Well, let's start with definitions first. There are actually a few different things we are looking at here. They are:
1. Medical Records, which refer to the notes kept by the doctor for each consultation, documenting the patient's symptoms, signs, his opinion, and his treatment.
They are the 'intellectual property' of the doctor making the notes, and do not belong to the patient.
The Medical records are not usually released, except by a court order.
2. Investigation Reports, which refer usually to the laboratory or radiology results. In the case of the former it is usually just a list of values with no opinion, and in the latter a description of the findings, followed by the opinion of the radiologist reading the X-rays. (I know, gross simplification, but we're after a general idea here.)
The Investigation Reports (or rather copies of the reports) are often released, usually with a small charge.

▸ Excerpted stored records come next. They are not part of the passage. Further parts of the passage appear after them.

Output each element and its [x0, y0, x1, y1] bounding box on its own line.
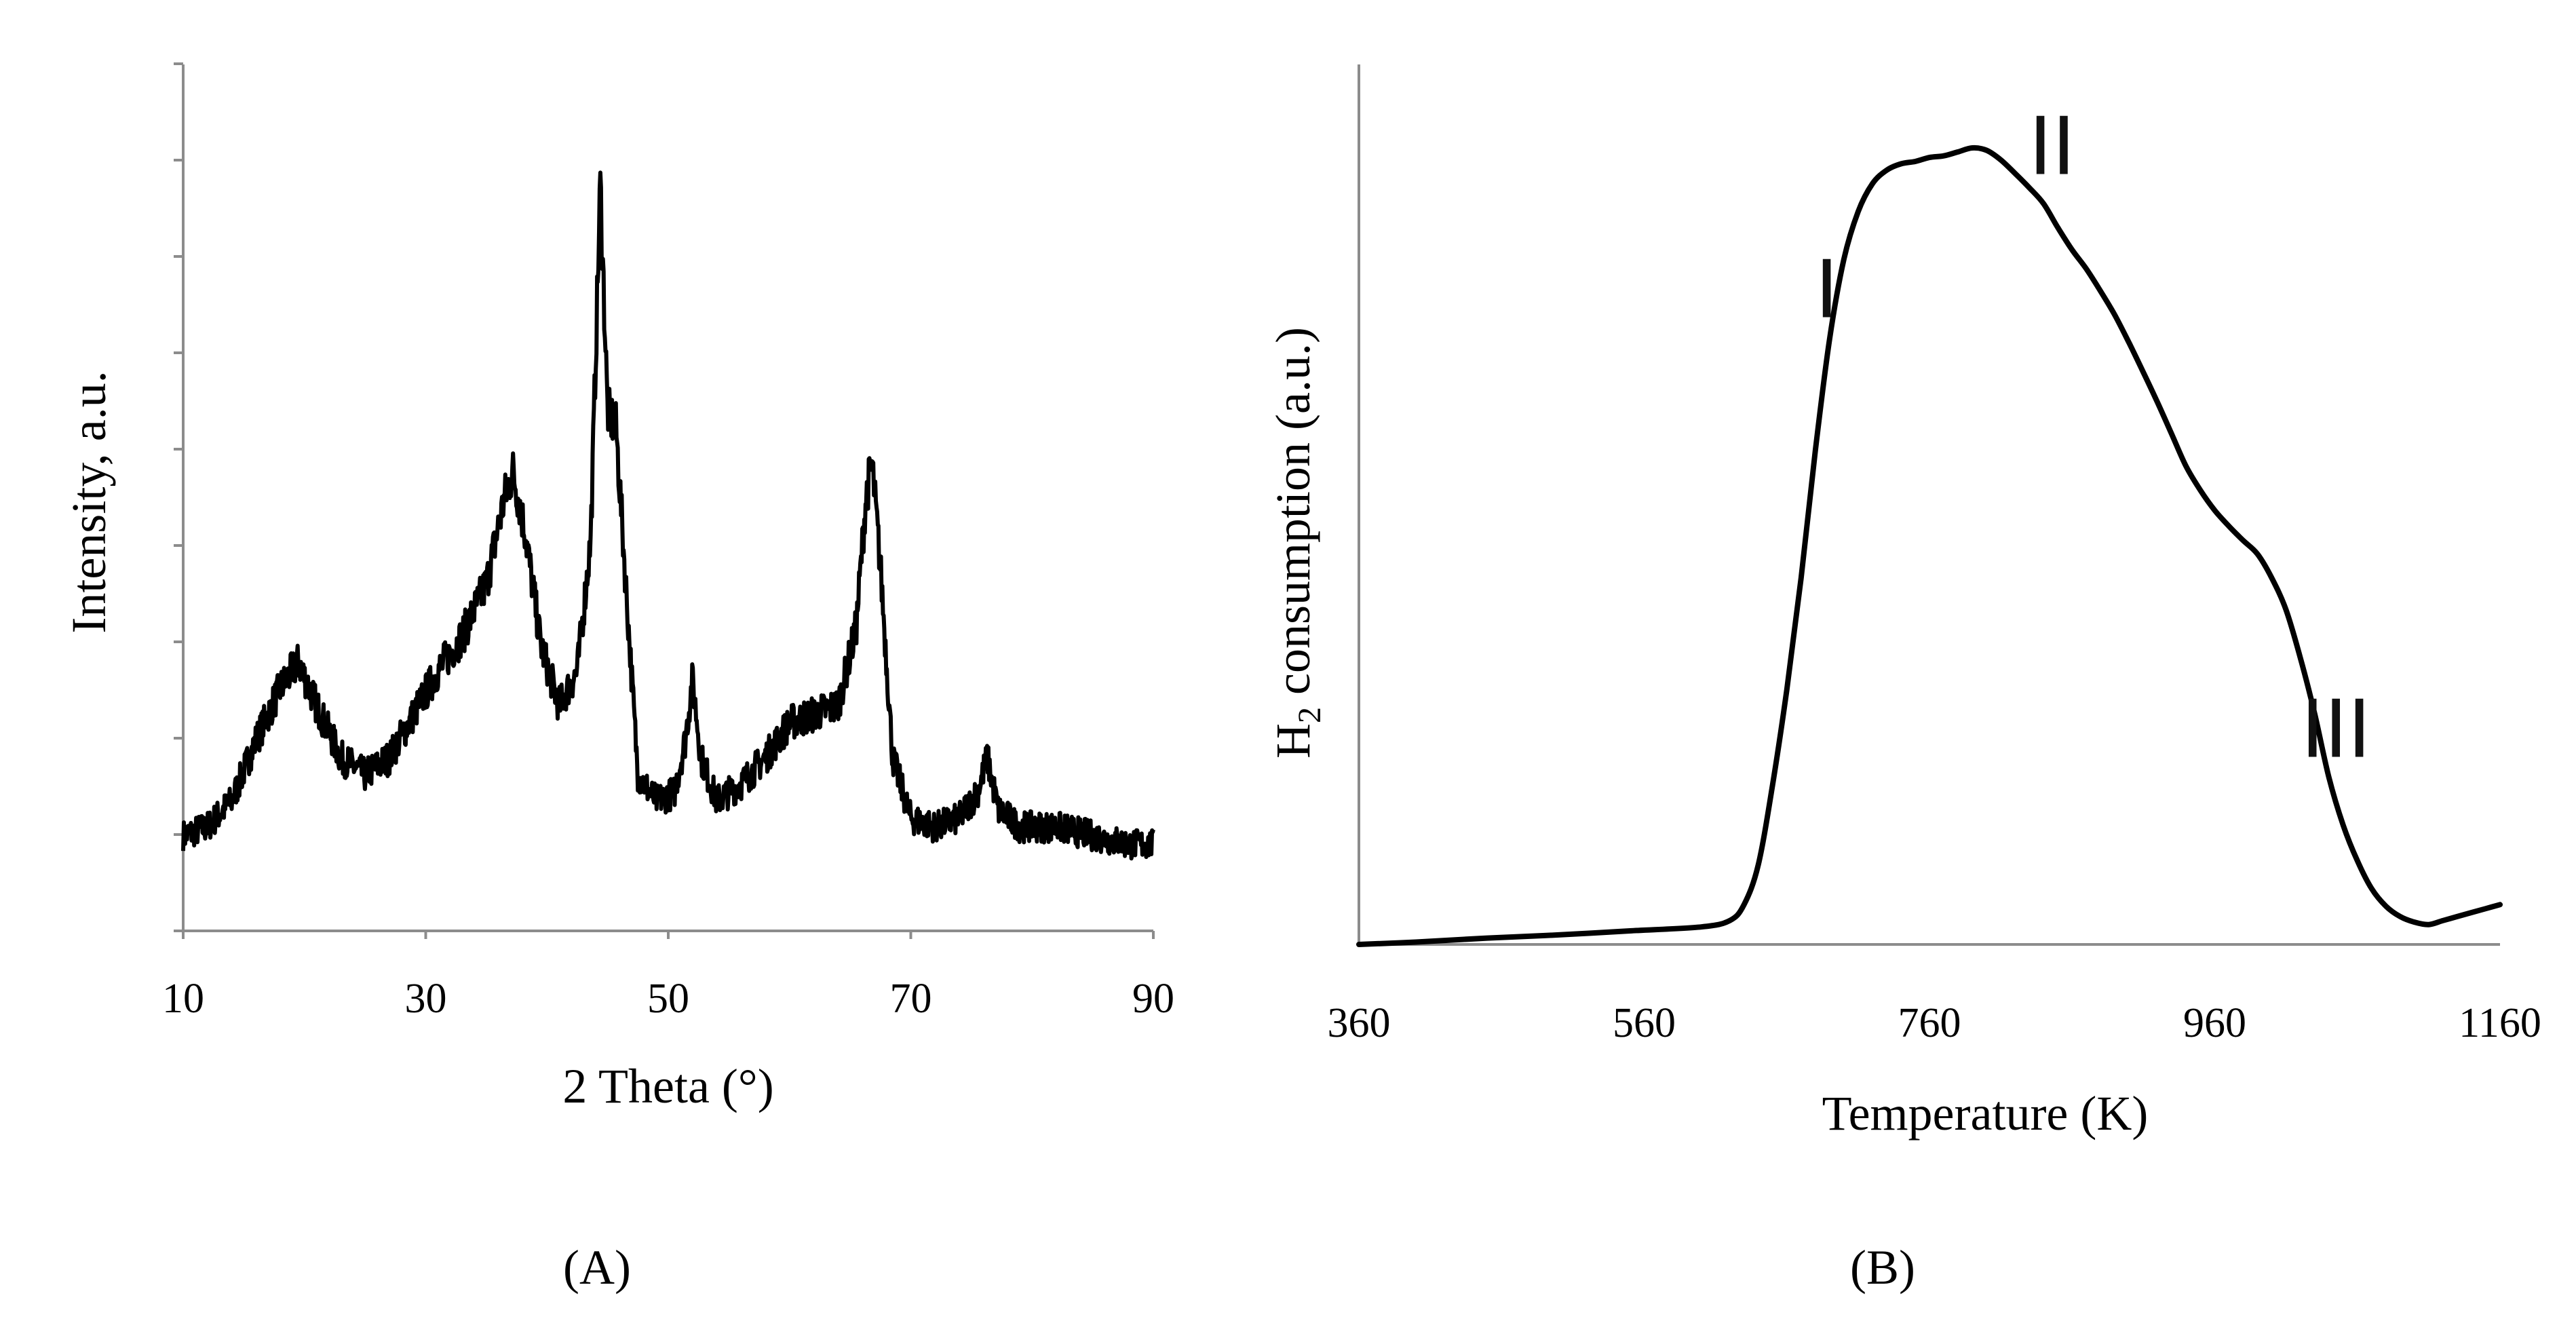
- panel-a-x-tick-label: 30: [405, 976, 447, 1022]
- panel-b-x-ticks: 360 560 760 960 1160: [1328, 1000, 2541, 1046]
- panel-b-x-tick-label: 960: [2183, 1000, 2246, 1046]
- panel-a-x-axis-title: 2 Theta (°): [562, 1059, 773, 1113]
- panel-a-x-tick-label: 50: [647, 976, 689, 1022]
- panel-b-series-line: [1356, 145, 2503, 947]
- panel-b-y-axis-title-h: H: [1266, 723, 1320, 759]
- panel-b-region-label-2: II: [2029, 98, 2075, 192]
- panel-b-x-tick-label: 360: [1328, 1000, 1391, 1046]
- panel-b-region-label-3: III: [2301, 682, 2371, 776]
- panel-a-y-axis-title: Intensity, a.u.: [62, 370, 116, 633]
- panel-b-region-label-1: I: [1815, 242, 1838, 336]
- panel-b-label: (B): [1850, 1240, 1915, 1295]
- panel-b-y-axis-title-rest: consumption (a.u.): [1266, 327, 1320, 707]
- panel-a-label: (A): [563, 1240, 631, 1295]
- panel-a-y-ticks: [174, 62, 183, 932]
- panel-a-x-tick-label: 10: [162, 976, 204, 1022]
- panel-a-series-line: [181, 170, 1155, 861]
- panel-b-x-tick-label: 560: [1613, 1000, 1676, 1046]
- panel-b-y-axis-title: H2 consumption (a.u.): [1266, 327, 1328, 759]
- panel-b-x-tick-label: 760: [1898, 1000, 1961, 1046]
- panel-b-x-tick-label: 1160: [2459, 1000, 2541, 1046]
- panel-b-x-axis-title: Temperature (K): [1822, 1086, 2149, 1141]
- panel-b-y-axis-title-subscript: 2: [1292, 707, 1328, 723]
- panel-a-xrd-chart: 10 30 50 70 90 2 Theta (°) Intensity, a.u. (…: [62, 62, 1174, 1295]
- panel-a-x-tick-label: 90: [1132, 976, 1174, 1022]
- panel-a-x-tick-label: 70: [890, 976, 932, 1022]
- panel-a-x-ticks: 10 30 50 70 90: [162, 931, 1174, 1022]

Personally, I don't see why the cost for producing a copy should not be built into the cost of the investigation, and a copy be given to the patient by default though.
3. Medical Report, which refers to an account, written by a doctor after reviewing the Medical Records and any Investigation Report, detailing (depending on what exactly is required from the party asking for the report) the history of the patient's illness, his diagnosis, progress, past, present and future treatment, and sometimes an opinion on how the patient's condition is likely to progress.
It is not routinely done for every patient after every consultation, but usually for specific purposes such as insurance claims and legal proceedings.
A Medical Report is not merely a sum of the Medical Records and the Investigations Reports. I am loath to use the term, but the doctor 'value-adds' to the raw information that is the Medical Records and Investigation Reports. It definitely takes more than 5 minute and a few click of the computer for the doctor to retrieve and gather the necessary data, process it in his head, and to present all that information in a coherent account, which may have to be read and understood by a non-medically-trained person.
In fact, even after providing the report, a doctor may be called upon to clarify any queries raised by the receiving party, and sometimes to resubmit a report if amendments or clarifications are required, with no extra fee.
I'm not sure if $78 is too high a fee to charge for all that work, but I do feel $5 is too little.
How much, I wonder, does Mr Halim's specialist-doctor friend think he should be paid for a specialist medical report?
How much do you think the doctor's time and effort are worth?
As for Mr Chan's letter? Well, it seems he has confused Medical Records with Medical Reports. I do wish he would look up the facts before suggesting improvements to our healthcare system in the future.